Monday, March 02, 2009

VHS-Only Titles

There's been a recent conversation about VHS-only film titles jump-started by Anthony Kaufman's article on the death of the format. My favorite quote:
As the entertainment industry focuses on improvements in quality, in the move from DVD to Blu-ray, for example, cinephiles will ironically face increasingly restricted viewing options, because the technology requires pristine 35mm negatives.
The whole article is worth reading (apparently, the cost of digitization is $30,000 per film), as is Peter Martin's post. I can reiterate that the issue has been particularly pressing for me as I go through my 1947 project. Mind you, not even half of the titles I'm considering got an official studio video release in any format. Out of about 230 titles, only 45 have official DVD releases; on top of that, I was able to find official studio VHS releases for about a dozen additional titles. 

Sunday, March 01, 2009

Kiss of Death

Kiss of Death (Henry Hathaway, 20th-Fox) is perhaps best known as a breakout role for Richard Widmark, who plays a psychopath gangster-hitman.
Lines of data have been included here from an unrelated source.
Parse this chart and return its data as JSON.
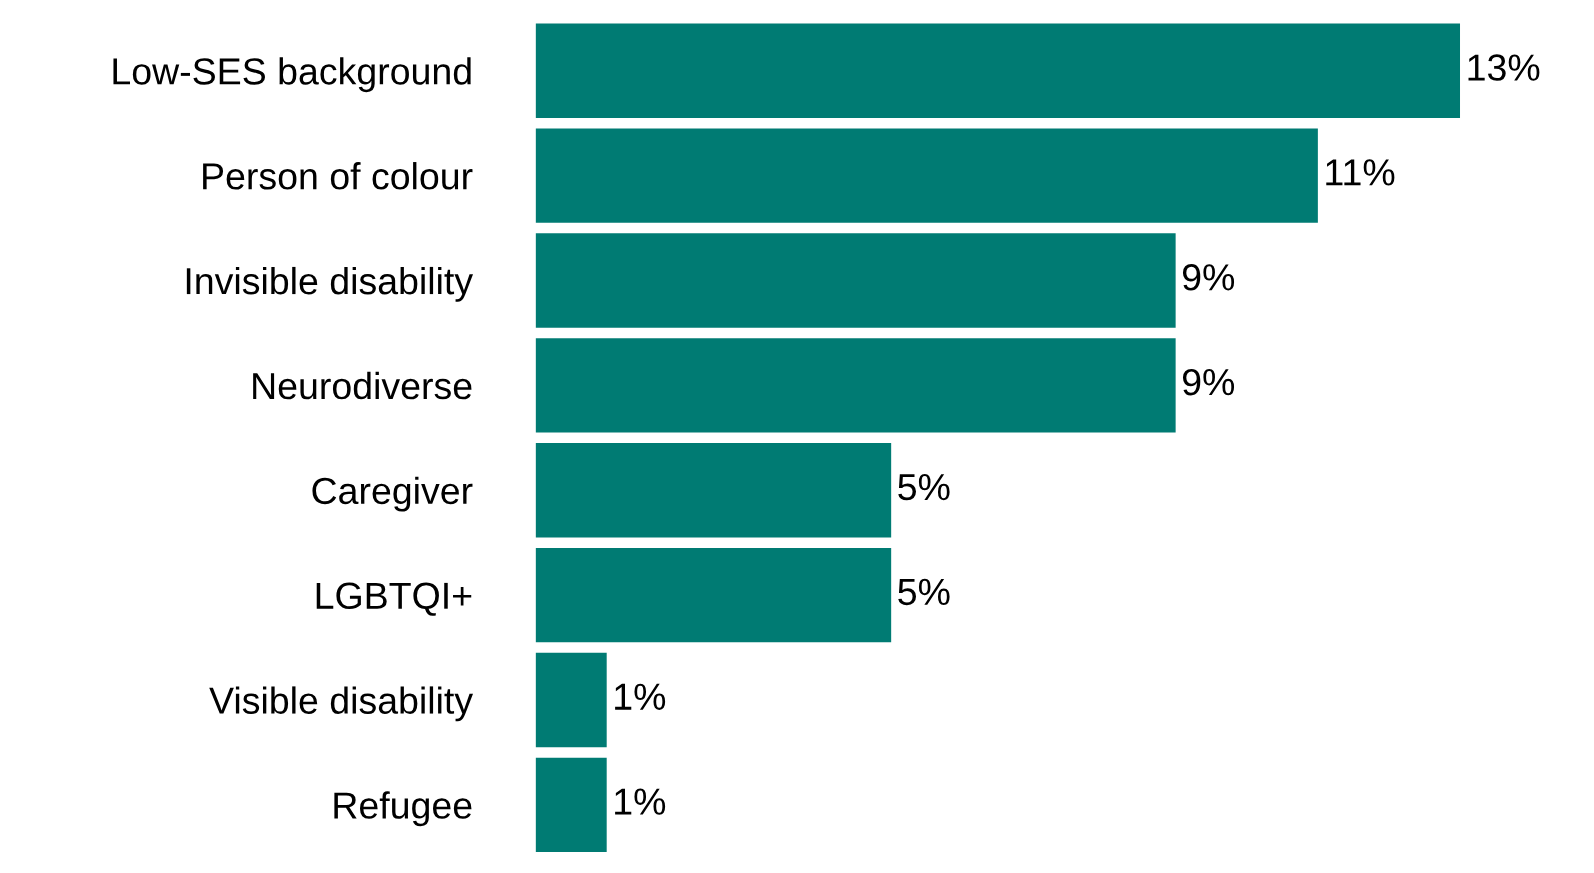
{
  "chart_data": {
    "type": "bar",
    "orientation": "horizontal",
    "categories": [
      "Low-SES background",
      "Person of colour",
      "Invisible disability",
      "Neurodiverse",
      "Caregiver",
      "LGBTQI+",
      "Visible disability",
      "Refugee"
    ],
    "values": [
      13,
      11,
      9,
      9,
      5,
      5,
      1,
      1
    ],
    "value_labels": [
      "13%",
      "11%",
      "9%",
      "9%",
      "5%",
      "5%",
      "1%",
      "1%"
    ],
    "color": "#007b73",
    "grid": false,
    "legend": false,
    "tick_labels": "y"
  }
}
I myself am still unsure how some of the over-the-top violence (e.g. the famous wheelchair scene) got past the Breen office.
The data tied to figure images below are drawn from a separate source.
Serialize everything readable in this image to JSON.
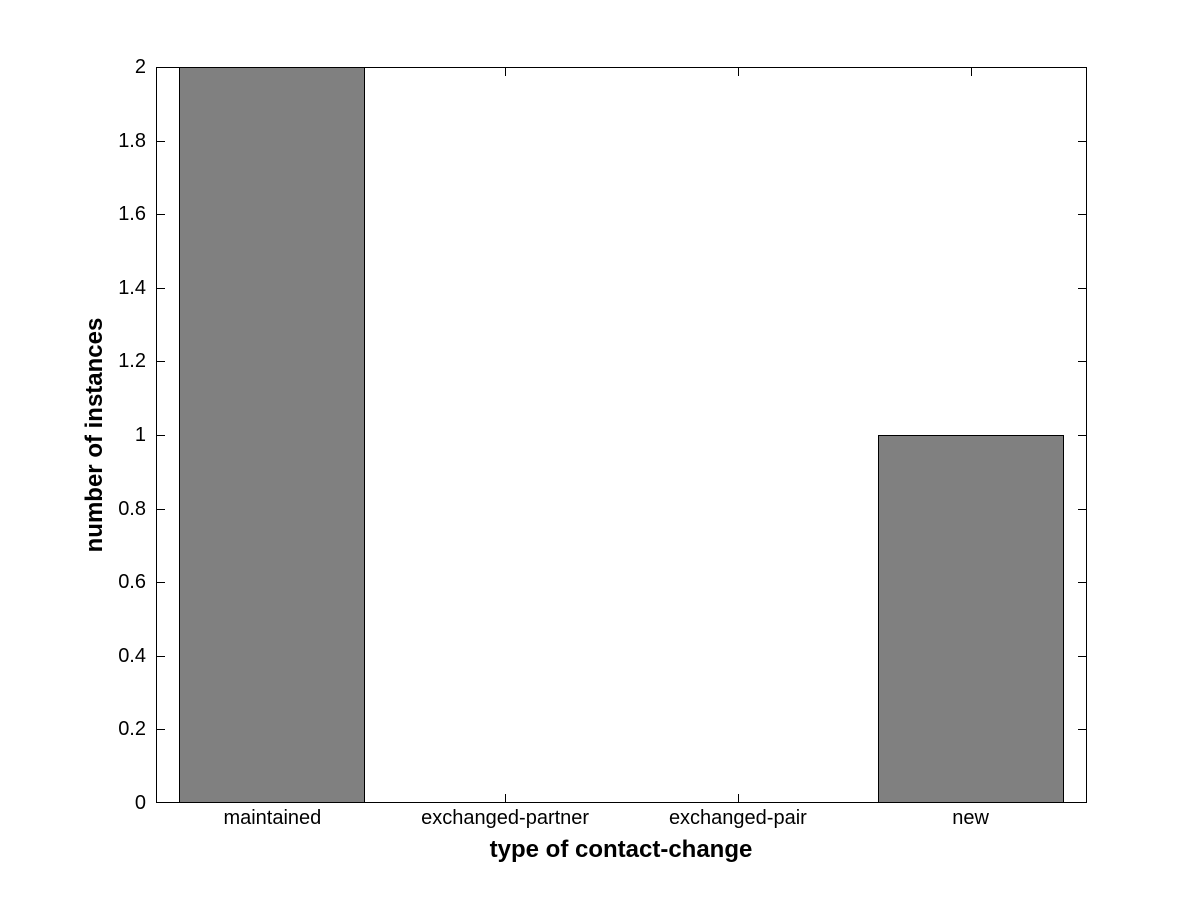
{
  "chart_data": {
    "type": "bar",
    "title": "",
    "xlabel": "type of contact-change",
    "ylabel": "number of instances",
    "categories": [
      "maintained",
      "exchanged-partner",
      "exchanged-pair",
      "new"
    ],
    "values": [
      2,
      0,
      0,
      1
    ],
    "ylim": [
      0,
      2
    ],
    "ytick_step": 0.2,
    "ytick_labels": [
      "0",
      "0.2",
      "0.4",
      "0.6",
      "0.8",
      "1",
      "1.2",
      "1.4",
      "1.6",
      "1.8",
      "2"
    ],
    "bar_rel_width": 0.8,
    "bar_color": "#808080",
    "bar_edge_color": "#000000",
    "axis_color": "#000000",
    "background_color": "#ffffff",
    "grid": "off",
    "legend": "none",
    "ticks_mirrored": true,
    "tick_direction": "in"
  }
}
What most interests me is its position in the pseudodocumentary cycle that 20th Century Fox put out in the 40s (including two other films released in 1947, Boomerang! and 13 Rue Madeleine – both also lensed by Norbert Brodine). There is the usual formula, with the usual gesture to documentary authenticity, as in the opening "disclaimer" and montage:

The montage transitions seamlessly into the fiction, with a shot of the main character (Victor Mature) framed in a narrationally excessive shot (through the doorway) but with key markers of "documentary" realism: the length of the take (the shot does not form a coherent part of a scene analysis), the fastness of the film stock, the blocking of the extras to get in between camera and actor.
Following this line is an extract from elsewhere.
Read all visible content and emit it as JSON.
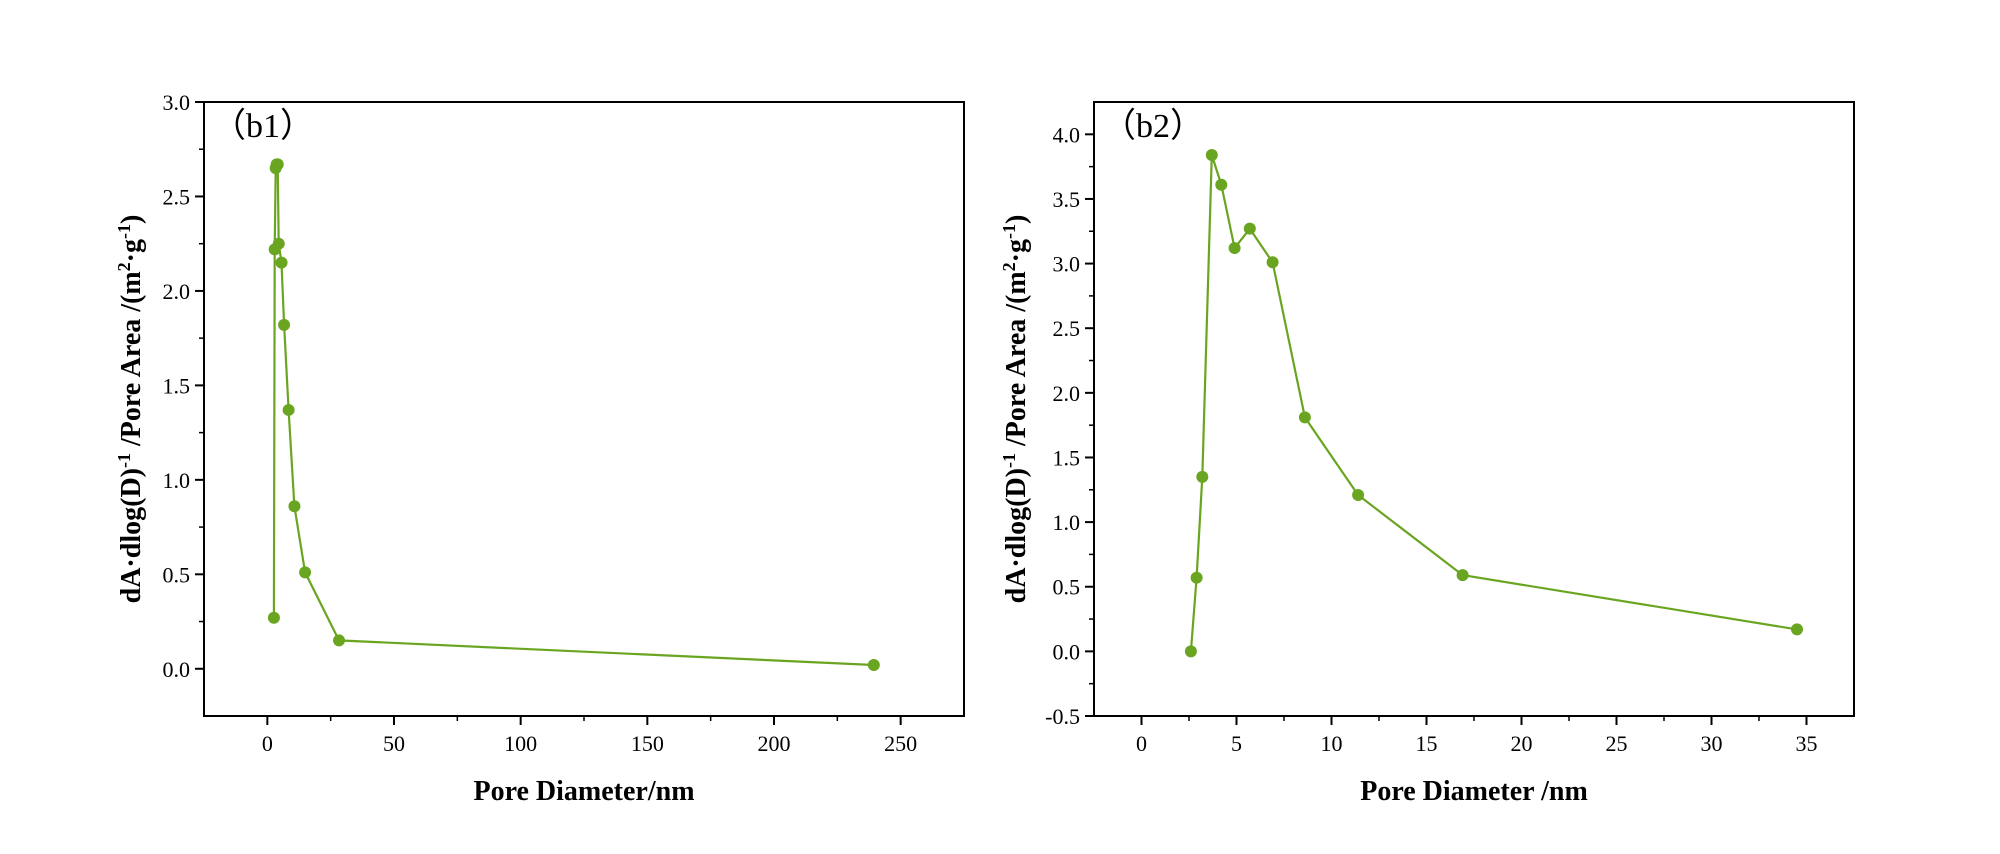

But Kiss of Death departs from the formula, too. Already in 1947, Darryl Zanuck was pushing against the March of Time strictures and toward increased "showmanship." Kiss of Death, notably is pure fiction and discards the pretense of being based on a true story. Even the real-locations title refers; the title card shows a shooting script, not a report file. The biggest change, however, is that the voiceover narration is embodied. Sarah Kozloff in her study on the voice-over in fiction film takes issue with Mary Ann Doane's gendered reading of voiceover omniscience. It's a useful reminder that disembodied omniscience need hardly be male; in the late 40s, however, it was. From the start of Kiss of Death, the female voiceover lends a different sense to the narration, a foreshadowing confirmed when the narrator identifies herself and role in the narrative.

I will need to research the script's development, but this narrational shift is a particularly Zanuckian touch. It would take only a couple of years before he would push the documentary style without the documentary narrational apparatus.

On a side note, there are a couple of zoom shots in the film, including in the above title shot. I am not sure when and how the zoom lens comes into practice, but it's striking because I'm not sure the documentary original for the simulacrum used zooms as we associate post-verite. Nonetheless, something about the aesthetic rule-bending of ultrarealism allowed cinematorgaphers room to adopt practices that would have to be downplayed in a more straightforwardly classical film.